Returns True if this cipher represents a slice, and False if it covers the full permutation.

parameters() → tuple[domain, prime, pre_offset, post_offset]

Returns the affine parameters as tuple (domain, prime, pre_offset, post_offset).

shufflish.local_shuffle(iterable: Iterable, chunk_size: int = 16384, seed=None) → Generator[int, None, None]

Retrieve chunks of the given chunk_size from iterable, perform a true shuffle on them, and finally, yield individual values from the shuffled chunks. seed is used to seed the random generator for the shuffle operation.

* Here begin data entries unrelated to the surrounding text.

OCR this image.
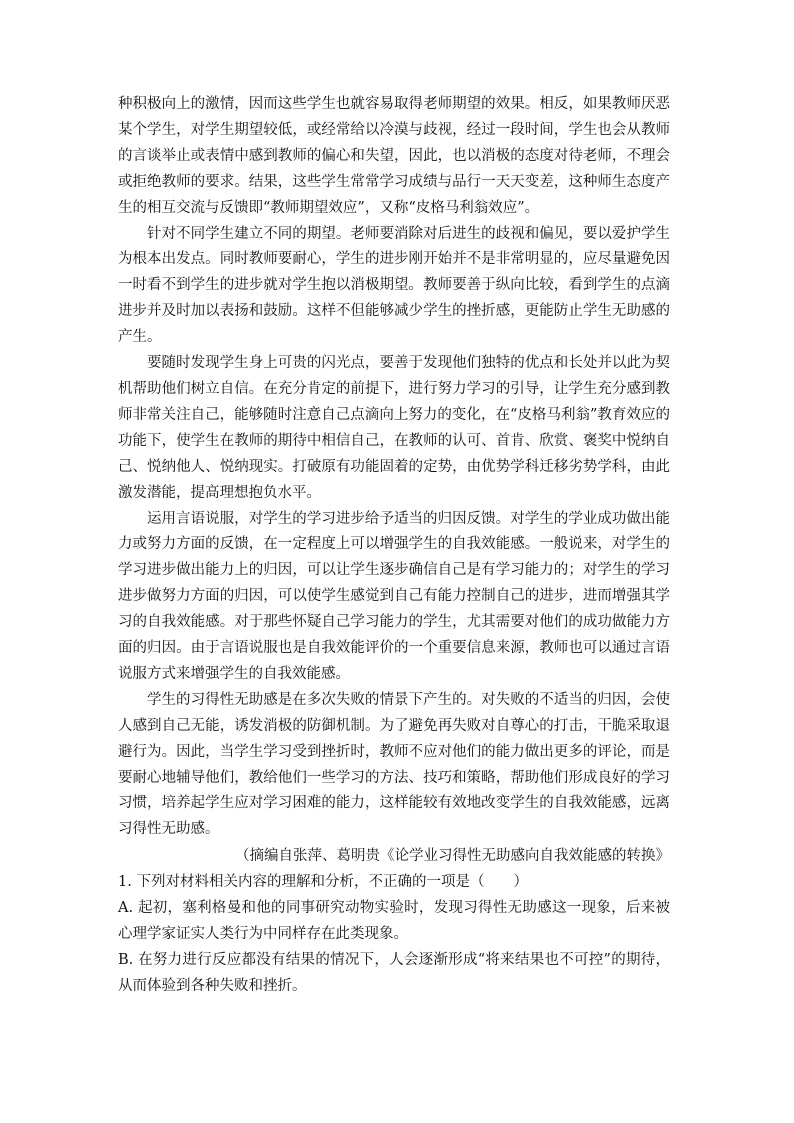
种积极向上的激情，因而这些学生也就容易取得老师期望的效果。相反，如果教师厌恶某个学生，对学生期望较低，或经常给以冷漠与歧视，经过一段时间，学生也会从教师的言谈举止或表情中感到教师的偏心和失望，因此，也以消极的态度对待老师，不理会或拒绝教师的要求。结果，这些学生常常学习成绩与品行一天天变差，这种师生态度产生的相互交流与反馈即“教师期望效应”，又称“皮格马利翁效应”。

针对不同学生建立不同的期望。老师要消除对后进生的歧视和偏见，要以爱护学生为根本出发点。同时教师要耐心，学生的进步刚开始并不是非常明显的，应尽量避免因一时看不到学生的进步就对学生抱以消极期望。教师要善于纵向比较，看到学生的点滴进步并及时加以表扬和鼓励。这样不但能够减少学生的挫折感，更能防止学生无助感的产生。

要随时发现学生身上可贵的闪光点，要善于发现他们独特的优点和长处并以此为契机帮助他们树立自信。在充分肯定的前提下，进行努力学习的引导，让学生充分感到教师非常关注自己，能够随时注意自己点滴向上努力的变化，在“皮格马利翁”教育效应的功能下，使学生在教师的期待中相信自己，在教师的认可、首肯、欣赏、褒奖中悦纳自己、悦纳他人、悦纳现实。打破原有功能固着的定势，由优势学科迁移劣势学科，由此激发潜能，提高理想抱负水平。

运用言语说服，对学生的学习进步给予适当的归因反馈。对学生的学业成功做出能力或努力方面的反馈，在一定程度上可以增强学生的自我效能感。一般说来，对学生的学习进步做出能力上的归因，可以让学生逐步确信自己是有学习能力的；对学生的学习进步做努力方面的归因，可以使学生感觉到自己有能力控制自己的进步，进而增强其学习的自我效能感。对于那些怀疑自己学习能力的学生，尤其需要对他们的成功做能力方面的归因。由于言语说服也是自我效能评价的一个重要信息来源，教师也可以通过言语说服方式来增强学生的自我效能感。

学生的习得性无助感是在多次失败的情景下产生的。对失败的不适当的归因，会使人感到自己无能，诱发消极的防御机制。为了避免再失败对自尊心的打击，干脆采取退避行为。因此，当学生学习受到挫折时，教师不应对他们的能力做出更多的评论，而是要耐心地辅导他们，教给他们一些学习的方法、技巧和策略，帮助他们形成良好的学习习惯，培养起学生应对学习困难的能力，这样能较有效地改变学生的自我效能感，远离习得性无助感。

（摘编自张萍、葛明贵《论学业习得性无助感向自我效能感的转换》

1. 下列对材料相关内容的理解和分析，不正确的一项是（　　）

A. 起初，塞利格曼和他的同事研究动物实验时，发现习得性无助感这一现象，后来被心理学家证实人类行为中同样存在此类现象。

B. 在努力进行反应都没有结果的情况下，人会逐渐形成“将来结果也不可控”的期待，从而体验到各种失败和挫折。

shufflish.PRIMES = (18446744073709551557, 18446744073709551533, 18446744073709551521, 18446744073709551437, 18446744073709551427, 18446744073709551359, 18446744073709551337, 18446744073709551293, 18446744073709551263, 18446744073709551253, 18446744073709551191, 18446744073709551163, 18446744073709551113, 18446744073709550873, 18446744073709550791, 18446744073709550773, 18446744073709550771, 18446744073709550719, 18446744073709550717, 18446744073709550681, 18446744073709550671, 18446744073709550593, 18446744073709550591, 18446744073709550539, 18446744073709550537, 18446744073709550381, 18446744073709550341, 18446744073709550293, 18446744073709550237, 18446744073709550147, 18446744073709550141, 18446744073709550129, 18446744073709550111, 18446744073709550099, 18446744073709550047, 18446744073709550033, 18446744073709550009, 18446744073709549951, 18446744073709549861, 18446744073709549817, 18446744073709549811, 18446744073709549777, 18446744073709549757, 18446744073709549733, 18446744073709549667, 18446744073709549621, 18446744073709549613, 18446744073709549583, 18446744073709549571, 18446744073709549519, 18446744073709549483, 18446744073709549441, 18446744073709549363, 18446744073709549331, 18446744073709549327, 18446744073709549307, 18446744073709549237, 18446744073709549153, 18446744073709549123, 18446744073709549067, 18446744073709549061, 18446744073709549019, 18446744073709548983, 18446744073709548899, 18446744073709548887, 18446744073709548859, 18446744073709548847, 18446744073709548809, 18446744073709548703, 18446744073709548599, 18446744073709548587, 18446744073709548557, 18446744073709548511, 18446744073709548503, 18446744073709548497, 18446744073709548481, 18446744073709548397, 18446744073709548391, 18446744073709548379, 18446744073709548353, 18446744073709548349, 18446744073709548287, 18446744073709548271, 18446744073709548239, 18446744073709548193, 18446744073709548119, 18446744073709548073, 18446744073709548053, 18446744073709547821, 18446744073709547797, 18446744073709547777, 18446744073709547731, 18446744073709547707, 18446744073709547669, 18446744073709547657, 18446744073709547537, 18446744073709547521, 18446744073709547489, 18446744073709547473, 18446744073709547471)

The default set of primes used by permutation() and Permutations. They are the 100 largest primes that can be represented by a 64bit unsigned integer.